I liked this so much I created a contrib folder in my Perl tools repo to save it.
You can find similarly useful tools for Hadoop, HBase, Hive, Ambari etc there in adjacent repos:
https://github.com/HariSekhon/tools (Perl, this is where I copied this script, there is also stuff for HDFS file and snapshots age out, Ambari FreeIPA automation, Hive SQL recaser etc)
https://github.com/HariSekhon/pytools (lots of PySpark, HDFS and HBase code here as well as Ambari Blueprint CLI tool, data validators and converters)

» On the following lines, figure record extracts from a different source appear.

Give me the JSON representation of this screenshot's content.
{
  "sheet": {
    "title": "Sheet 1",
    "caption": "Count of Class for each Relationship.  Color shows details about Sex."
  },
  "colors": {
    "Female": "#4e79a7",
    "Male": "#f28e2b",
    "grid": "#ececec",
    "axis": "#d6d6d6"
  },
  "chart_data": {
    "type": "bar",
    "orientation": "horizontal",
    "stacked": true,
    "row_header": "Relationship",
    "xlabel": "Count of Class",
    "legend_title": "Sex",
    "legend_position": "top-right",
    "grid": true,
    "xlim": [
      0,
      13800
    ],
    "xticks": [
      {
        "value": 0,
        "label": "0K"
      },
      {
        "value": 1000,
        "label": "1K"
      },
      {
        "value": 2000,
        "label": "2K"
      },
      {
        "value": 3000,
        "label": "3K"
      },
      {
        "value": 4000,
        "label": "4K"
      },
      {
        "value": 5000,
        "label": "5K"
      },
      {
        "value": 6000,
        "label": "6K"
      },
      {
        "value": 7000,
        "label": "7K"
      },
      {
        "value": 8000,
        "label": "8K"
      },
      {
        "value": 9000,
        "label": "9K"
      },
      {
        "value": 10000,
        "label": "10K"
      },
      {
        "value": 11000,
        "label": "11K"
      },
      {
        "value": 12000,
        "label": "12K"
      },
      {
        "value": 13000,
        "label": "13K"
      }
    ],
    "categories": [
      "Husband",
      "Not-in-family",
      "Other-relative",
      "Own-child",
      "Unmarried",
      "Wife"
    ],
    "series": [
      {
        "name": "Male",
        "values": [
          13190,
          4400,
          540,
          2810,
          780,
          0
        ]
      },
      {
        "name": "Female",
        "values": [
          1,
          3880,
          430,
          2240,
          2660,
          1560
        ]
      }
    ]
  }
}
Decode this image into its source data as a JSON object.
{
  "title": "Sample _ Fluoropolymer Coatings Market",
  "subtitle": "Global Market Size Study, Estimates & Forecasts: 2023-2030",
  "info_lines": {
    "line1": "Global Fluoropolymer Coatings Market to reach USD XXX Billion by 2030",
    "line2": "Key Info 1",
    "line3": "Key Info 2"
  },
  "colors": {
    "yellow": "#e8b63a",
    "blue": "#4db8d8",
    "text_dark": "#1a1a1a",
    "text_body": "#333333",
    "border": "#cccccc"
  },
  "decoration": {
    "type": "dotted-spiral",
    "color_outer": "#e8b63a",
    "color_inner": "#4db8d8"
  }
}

https://github.com/HariSekhon/nagios-plugins (350+ enterprise monitoring plugins for most of the Hadoop ecosystem, including integration to Ambari for everything it monitors too, plus NoSQL datastores, message queues, CI and infrastructure)
Created on 09-08-2017 09:36 AM
Oh Jonas that is excellent, thanks very much for the link, I've starred your repo and am going to put links to it on my PyTools and Tools repos which have a whole selection of related Hadoop tools as I think people would be interested in that.